A few hours before the second ZBA hearing on the 14th day the state provided the town with two figures — 49 confidential DDS sites on 59.14 acres of land to bring the town’s total SHI eligible acres to 91.721, according to Town Planner Danielle McKnight. This increased the town’s SHI percentage of acres to 1.54829%, rounded to 1.55%.
The secretive nature of these confidential sites makes it extremely difficult for the town and the applicant to verify its accuracy. The applicant’s 21-page appeal sought to find the holes in the math on a number of the town’s calculations, not just the confidential sites, with both sides interpreting the guidelines issued by the state and the regulations differently.
Regnante Sterio’s appeal states the burden of proof lies with the town to prove its assertion of safe harbor and further states that the town also “failed to comply with the procedural and evidentiary filing requirements of the state’s “Guidelines” and Regulations. It also asserts that the town made “calculation errors” on Total Land Area (reduced by 227.44 acres), Affordable Land Area (reduced by 47.55 to 51.2 acres) and Group Home Acreage (reduced by 44.47 to 48.13 acres) which would reduce the town’s GLAM percentage from 1.55% to between 0.66% and 0.72%. The applicant’s final figures, if proved true, would be below the 0.79% figure the town believed it had prior to being given the confidential DDS figures by the state.
The Select Board did not discuss the particulars of the applicant’s objection to the town’s safe harbor claim at Monday night’s meeting. However, the members did express support to recommend a potential warrant article at the upcoming October 7 Town Meeting to adjust the town’s operating budget, approved last April, to include adequate funds to hire the expert consultants needed to enable the town to fight the project.
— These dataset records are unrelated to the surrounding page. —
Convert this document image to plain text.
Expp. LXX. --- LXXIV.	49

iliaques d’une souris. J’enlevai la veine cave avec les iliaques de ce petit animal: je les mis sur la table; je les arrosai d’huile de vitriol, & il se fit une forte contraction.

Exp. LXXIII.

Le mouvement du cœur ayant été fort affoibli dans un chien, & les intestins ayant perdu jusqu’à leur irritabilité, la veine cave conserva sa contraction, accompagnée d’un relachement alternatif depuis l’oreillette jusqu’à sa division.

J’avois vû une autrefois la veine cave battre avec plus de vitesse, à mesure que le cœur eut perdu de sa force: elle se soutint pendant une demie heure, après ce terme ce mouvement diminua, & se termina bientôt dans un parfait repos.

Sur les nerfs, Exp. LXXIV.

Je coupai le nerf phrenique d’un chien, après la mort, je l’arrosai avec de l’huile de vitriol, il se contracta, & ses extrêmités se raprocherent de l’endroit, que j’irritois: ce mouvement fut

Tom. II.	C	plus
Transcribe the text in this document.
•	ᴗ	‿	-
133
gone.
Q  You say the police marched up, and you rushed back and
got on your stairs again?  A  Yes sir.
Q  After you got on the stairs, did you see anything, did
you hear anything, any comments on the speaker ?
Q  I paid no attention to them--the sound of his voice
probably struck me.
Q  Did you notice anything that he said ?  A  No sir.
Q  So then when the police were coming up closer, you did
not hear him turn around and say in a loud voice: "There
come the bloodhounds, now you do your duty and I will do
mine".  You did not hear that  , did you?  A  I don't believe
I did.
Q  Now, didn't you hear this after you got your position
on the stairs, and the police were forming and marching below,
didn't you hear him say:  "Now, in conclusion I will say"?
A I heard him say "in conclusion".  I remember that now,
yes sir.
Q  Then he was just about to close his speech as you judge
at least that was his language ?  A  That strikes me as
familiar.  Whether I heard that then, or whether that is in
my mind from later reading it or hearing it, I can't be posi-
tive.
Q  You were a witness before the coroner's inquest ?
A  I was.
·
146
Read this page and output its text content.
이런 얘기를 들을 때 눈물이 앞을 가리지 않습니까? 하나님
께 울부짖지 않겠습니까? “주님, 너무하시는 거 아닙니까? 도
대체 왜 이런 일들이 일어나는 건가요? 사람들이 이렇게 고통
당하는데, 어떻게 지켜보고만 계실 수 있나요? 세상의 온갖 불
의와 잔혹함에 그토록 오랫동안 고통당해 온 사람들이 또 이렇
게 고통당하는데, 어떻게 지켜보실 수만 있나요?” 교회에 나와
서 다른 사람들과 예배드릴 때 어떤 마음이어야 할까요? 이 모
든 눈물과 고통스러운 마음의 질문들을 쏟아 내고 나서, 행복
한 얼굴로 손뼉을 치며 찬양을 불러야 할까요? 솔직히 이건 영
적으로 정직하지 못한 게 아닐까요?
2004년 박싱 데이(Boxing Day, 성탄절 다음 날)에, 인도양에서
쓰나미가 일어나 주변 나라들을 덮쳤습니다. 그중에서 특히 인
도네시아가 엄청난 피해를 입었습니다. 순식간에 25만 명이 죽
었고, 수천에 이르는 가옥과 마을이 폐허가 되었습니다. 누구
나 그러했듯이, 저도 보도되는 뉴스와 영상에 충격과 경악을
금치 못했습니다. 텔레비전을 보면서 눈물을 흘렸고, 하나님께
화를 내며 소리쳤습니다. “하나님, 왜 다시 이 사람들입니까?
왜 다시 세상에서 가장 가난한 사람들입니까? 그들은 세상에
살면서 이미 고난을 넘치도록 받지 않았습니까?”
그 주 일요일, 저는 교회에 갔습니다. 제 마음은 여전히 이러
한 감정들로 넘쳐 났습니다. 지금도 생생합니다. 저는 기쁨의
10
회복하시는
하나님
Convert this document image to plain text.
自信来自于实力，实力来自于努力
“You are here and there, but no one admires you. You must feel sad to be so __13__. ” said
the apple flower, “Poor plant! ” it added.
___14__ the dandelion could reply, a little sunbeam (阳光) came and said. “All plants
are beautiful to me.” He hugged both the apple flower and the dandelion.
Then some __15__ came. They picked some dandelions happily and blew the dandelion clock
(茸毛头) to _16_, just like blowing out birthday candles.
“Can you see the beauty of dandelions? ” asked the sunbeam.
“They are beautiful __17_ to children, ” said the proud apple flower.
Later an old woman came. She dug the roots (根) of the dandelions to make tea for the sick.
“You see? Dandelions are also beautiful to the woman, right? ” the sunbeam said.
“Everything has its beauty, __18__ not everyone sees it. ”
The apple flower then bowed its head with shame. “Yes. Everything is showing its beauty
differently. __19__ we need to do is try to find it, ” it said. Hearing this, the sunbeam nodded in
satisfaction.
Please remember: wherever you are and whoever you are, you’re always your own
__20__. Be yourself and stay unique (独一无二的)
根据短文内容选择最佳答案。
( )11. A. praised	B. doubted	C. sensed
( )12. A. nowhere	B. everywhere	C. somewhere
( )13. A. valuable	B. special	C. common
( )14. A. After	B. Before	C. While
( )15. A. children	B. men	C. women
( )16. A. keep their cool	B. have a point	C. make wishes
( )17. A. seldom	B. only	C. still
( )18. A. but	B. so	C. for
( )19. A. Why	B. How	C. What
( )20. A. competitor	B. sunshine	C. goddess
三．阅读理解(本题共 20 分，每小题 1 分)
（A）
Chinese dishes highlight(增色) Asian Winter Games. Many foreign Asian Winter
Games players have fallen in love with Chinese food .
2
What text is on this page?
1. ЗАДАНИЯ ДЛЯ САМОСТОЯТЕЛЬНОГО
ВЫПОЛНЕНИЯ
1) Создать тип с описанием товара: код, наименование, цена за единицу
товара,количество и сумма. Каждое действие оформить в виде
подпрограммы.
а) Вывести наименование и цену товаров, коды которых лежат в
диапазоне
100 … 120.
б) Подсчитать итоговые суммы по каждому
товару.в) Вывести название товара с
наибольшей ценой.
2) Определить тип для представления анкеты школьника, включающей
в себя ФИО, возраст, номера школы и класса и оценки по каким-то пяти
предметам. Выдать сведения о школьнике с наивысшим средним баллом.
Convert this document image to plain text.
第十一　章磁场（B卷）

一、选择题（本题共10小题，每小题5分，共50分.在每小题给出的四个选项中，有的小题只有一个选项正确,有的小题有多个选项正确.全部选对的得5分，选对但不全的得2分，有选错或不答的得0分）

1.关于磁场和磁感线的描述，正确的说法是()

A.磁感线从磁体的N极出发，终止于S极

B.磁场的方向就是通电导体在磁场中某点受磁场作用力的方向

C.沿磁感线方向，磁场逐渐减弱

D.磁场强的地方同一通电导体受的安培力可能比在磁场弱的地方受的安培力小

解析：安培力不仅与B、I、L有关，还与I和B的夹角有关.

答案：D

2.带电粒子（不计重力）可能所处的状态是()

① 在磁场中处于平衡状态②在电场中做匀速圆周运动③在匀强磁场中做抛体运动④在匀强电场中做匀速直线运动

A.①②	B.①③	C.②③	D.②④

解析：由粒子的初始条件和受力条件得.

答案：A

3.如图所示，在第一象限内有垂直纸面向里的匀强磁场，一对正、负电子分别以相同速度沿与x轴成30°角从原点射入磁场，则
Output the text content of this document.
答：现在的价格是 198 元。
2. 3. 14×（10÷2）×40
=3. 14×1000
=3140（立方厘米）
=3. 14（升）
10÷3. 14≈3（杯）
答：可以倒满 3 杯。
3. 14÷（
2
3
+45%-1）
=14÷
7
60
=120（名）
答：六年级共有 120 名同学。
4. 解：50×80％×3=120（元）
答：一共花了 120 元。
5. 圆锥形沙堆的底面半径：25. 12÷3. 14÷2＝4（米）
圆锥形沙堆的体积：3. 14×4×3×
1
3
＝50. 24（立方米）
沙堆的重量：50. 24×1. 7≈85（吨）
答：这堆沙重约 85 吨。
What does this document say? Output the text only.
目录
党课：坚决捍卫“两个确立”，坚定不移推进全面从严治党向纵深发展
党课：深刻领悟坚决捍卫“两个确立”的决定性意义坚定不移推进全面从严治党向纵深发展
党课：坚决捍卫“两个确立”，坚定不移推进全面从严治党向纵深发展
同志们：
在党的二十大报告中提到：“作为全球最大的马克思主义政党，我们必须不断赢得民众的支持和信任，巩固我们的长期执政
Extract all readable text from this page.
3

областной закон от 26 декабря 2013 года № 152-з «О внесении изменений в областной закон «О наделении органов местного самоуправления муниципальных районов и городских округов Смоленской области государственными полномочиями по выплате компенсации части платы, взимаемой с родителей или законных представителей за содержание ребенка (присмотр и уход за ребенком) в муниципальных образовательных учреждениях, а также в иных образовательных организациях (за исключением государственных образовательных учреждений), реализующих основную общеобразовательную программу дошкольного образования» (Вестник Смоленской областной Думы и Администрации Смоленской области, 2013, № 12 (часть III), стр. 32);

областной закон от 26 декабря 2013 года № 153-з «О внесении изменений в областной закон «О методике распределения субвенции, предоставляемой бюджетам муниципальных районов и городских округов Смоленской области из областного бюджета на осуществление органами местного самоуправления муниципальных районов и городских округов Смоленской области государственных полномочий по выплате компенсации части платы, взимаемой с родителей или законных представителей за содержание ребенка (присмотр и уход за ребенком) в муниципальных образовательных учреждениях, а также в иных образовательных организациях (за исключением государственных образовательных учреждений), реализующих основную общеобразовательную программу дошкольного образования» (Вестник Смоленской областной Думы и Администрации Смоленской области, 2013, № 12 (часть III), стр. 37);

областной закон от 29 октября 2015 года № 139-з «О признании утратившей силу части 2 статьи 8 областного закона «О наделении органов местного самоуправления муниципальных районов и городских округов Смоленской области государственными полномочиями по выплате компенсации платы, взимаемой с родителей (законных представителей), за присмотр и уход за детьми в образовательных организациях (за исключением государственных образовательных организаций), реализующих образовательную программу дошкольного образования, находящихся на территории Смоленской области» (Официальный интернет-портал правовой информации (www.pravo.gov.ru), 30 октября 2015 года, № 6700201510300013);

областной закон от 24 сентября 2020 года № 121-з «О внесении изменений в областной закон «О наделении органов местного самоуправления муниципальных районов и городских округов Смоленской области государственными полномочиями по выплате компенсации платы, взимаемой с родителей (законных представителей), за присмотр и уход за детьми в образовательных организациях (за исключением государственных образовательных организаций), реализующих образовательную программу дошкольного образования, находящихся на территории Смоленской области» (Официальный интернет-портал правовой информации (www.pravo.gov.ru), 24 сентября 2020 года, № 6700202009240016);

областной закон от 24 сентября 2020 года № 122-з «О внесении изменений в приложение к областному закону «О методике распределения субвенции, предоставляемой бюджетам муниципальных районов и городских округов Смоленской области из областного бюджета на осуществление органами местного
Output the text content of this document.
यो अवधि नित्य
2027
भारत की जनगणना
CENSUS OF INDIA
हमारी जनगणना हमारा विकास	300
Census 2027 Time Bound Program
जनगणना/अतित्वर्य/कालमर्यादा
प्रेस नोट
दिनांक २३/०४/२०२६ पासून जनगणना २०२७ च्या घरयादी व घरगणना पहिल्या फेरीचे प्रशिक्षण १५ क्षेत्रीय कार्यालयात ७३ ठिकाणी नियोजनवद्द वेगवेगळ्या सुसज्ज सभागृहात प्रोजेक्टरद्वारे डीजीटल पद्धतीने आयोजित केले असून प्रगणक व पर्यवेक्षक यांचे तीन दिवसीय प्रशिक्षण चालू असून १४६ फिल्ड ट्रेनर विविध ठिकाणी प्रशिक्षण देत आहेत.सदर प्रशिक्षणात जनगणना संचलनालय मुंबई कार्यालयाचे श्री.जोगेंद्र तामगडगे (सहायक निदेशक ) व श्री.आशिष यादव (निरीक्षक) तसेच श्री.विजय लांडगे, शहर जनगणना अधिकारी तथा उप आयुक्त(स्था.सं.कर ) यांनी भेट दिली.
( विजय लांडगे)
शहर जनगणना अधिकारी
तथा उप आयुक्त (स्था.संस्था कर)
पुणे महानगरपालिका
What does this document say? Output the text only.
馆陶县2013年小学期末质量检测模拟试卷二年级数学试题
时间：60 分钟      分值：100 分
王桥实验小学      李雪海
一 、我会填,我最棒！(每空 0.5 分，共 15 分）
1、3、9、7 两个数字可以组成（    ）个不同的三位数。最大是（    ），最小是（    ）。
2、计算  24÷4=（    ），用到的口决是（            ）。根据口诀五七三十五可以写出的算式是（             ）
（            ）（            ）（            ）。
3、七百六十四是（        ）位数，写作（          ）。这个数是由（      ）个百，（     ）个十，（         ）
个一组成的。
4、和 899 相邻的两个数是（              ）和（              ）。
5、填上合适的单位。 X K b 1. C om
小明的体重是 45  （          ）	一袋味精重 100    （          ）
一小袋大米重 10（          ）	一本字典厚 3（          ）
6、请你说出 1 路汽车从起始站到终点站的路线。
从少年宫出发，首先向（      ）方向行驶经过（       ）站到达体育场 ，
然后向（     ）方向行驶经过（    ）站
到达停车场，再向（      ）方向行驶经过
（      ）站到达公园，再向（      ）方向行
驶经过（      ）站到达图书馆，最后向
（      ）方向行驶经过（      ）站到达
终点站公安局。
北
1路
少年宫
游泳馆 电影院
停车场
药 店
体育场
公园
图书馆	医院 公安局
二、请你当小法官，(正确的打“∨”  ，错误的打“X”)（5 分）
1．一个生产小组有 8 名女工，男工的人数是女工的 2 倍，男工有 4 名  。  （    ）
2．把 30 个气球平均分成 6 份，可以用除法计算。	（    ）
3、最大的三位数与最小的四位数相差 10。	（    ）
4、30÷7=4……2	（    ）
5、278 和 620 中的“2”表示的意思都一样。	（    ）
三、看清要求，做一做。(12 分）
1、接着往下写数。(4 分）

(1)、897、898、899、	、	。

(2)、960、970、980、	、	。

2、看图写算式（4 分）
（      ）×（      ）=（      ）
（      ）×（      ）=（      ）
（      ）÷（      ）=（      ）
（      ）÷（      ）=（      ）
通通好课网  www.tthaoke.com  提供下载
They directed Town Administrator Michael Gilleberto to identify a dollar amount and the source of the funds to support adequate legal and engineering advice to enable the board to provide a recommendation of the funds needed to pursue this course at Town Meeting to the voters.
The original version of this story incorrectly stated the number of affordable units proposed was 25. Ch. 40B requires 25% of the units to be affordable. If the 200 units proposed are approved this development would add 50 new units of affordable housing to the town’s Subsidized Housing Inventory (SHI).